On Monday, the candidate threw his campaign team under the bus when he claimed that a tweet that went out on his account fell short of his personal standards of civility. The tweet attacked Prime Minister Justin Trudeau for expensing $876.95 in yoga and spa sessions when he was running for Liberal Party leader – a message that appeared to impugn Mr. Trudeau both for his masculinity (real men don’t stretch, apparently) and his spending habits (politicians may only waste money on search-and-rescue helicopters for photo-ops, apparently).
“I want to keep the tone civilized," Mr. MacKay told the CBC a few days after his tweet received a thorough lashing online. “I am not happy at the way that was put up on my site. And I voiced that to my team.”
Mr. MacKay’s fidelity to civility must be new, however, since he made a similar quip about the Prime Minister’s yoga in an earlier interview with the Toronto Sun. He also mused about fighting Mr. Trudeau under “UFC rules. Or on the ice – no headgear, no gloves,” in an interview with the National Post, where he shrugged off Mr. Trudeau’s preferred boxing ring (which, we are to infer, is the arena of gloved sissies such as Sugar Ray Robinson and Muhammad Ali).
The Twitter flub might indicate a lack of a control over his own campaign team – a premise given further credence Monday after Mr. MacKay’s handlers clumsily interrupted a CTV interview when he was questioned about the tweet. But more critically, it offers a glimpse into the emptiness of Mr. MacKay’s campaign, which so far has been about echoing the consensus, moving with the wind and blaming his campaign team for something he’s been saying all along.

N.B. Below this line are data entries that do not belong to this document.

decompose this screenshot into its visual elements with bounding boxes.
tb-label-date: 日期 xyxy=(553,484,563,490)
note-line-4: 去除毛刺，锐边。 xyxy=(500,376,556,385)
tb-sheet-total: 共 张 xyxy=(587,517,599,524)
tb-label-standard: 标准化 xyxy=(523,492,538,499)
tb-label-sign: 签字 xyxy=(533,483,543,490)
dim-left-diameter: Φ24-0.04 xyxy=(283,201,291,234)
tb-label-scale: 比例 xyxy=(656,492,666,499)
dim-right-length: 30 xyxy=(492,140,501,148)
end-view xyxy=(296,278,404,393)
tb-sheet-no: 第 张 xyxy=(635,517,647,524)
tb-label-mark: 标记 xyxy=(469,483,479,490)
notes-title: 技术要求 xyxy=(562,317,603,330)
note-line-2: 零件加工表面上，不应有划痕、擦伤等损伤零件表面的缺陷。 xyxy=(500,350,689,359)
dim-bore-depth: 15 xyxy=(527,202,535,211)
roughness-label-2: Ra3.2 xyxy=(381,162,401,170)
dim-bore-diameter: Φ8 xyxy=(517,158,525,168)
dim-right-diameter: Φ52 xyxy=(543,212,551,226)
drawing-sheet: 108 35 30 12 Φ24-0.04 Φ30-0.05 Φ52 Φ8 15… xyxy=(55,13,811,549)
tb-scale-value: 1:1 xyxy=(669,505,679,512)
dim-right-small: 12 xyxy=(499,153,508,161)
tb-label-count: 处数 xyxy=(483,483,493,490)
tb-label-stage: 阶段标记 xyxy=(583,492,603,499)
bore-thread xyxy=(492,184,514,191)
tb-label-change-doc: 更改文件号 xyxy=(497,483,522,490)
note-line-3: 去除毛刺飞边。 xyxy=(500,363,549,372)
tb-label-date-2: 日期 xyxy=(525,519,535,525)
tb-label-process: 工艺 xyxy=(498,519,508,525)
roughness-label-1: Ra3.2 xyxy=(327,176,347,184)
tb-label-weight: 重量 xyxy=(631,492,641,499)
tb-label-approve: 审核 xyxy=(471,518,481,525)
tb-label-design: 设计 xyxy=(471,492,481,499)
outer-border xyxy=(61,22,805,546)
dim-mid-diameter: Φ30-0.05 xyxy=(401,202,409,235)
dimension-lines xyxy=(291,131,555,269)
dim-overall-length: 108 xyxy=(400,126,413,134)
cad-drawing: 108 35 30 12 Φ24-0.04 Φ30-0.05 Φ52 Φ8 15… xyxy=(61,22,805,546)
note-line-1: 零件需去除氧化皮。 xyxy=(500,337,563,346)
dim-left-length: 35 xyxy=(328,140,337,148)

Indeed, Mr. MacKay has offered nothing in particular to warrant his overwhelming support from the Conservative base. He is safely against the carbon tax, mediocre in terms of French, pro-Pride parade like everyone else is now and silent on most of the big issues that risk fracturing his support.
He has recently revived the refrain that life should mean life when it comes to criminal justice, which is a curious public appeal from someone who served for years as justice minister. And he has wavered on the question of moving the Canadian embassy in Israel to Jerusalem – as if his stint as foreign affairs minister didn’t equip him with the context necessary to take a position – though he took a somewhat clearer position Tuesday after his ambivalence on the matter was reported unfavourably.
In terms of early strategy, blending in with the wallpaper might have been the best approach for Team MacKay. If he stood very still, and he didn’t make a sound, he could have coasted his way to the leadership of the Conservative Party of Canada. Unfortunately for Peter MacKay, Peter MacKay has come along and derailed his momentum. The effect will be a closer scrutiny on what, exactly, this undisputed front-runner is offering – which, when you look beyond familiarity and corny slogans – hasn’t really been much of anything.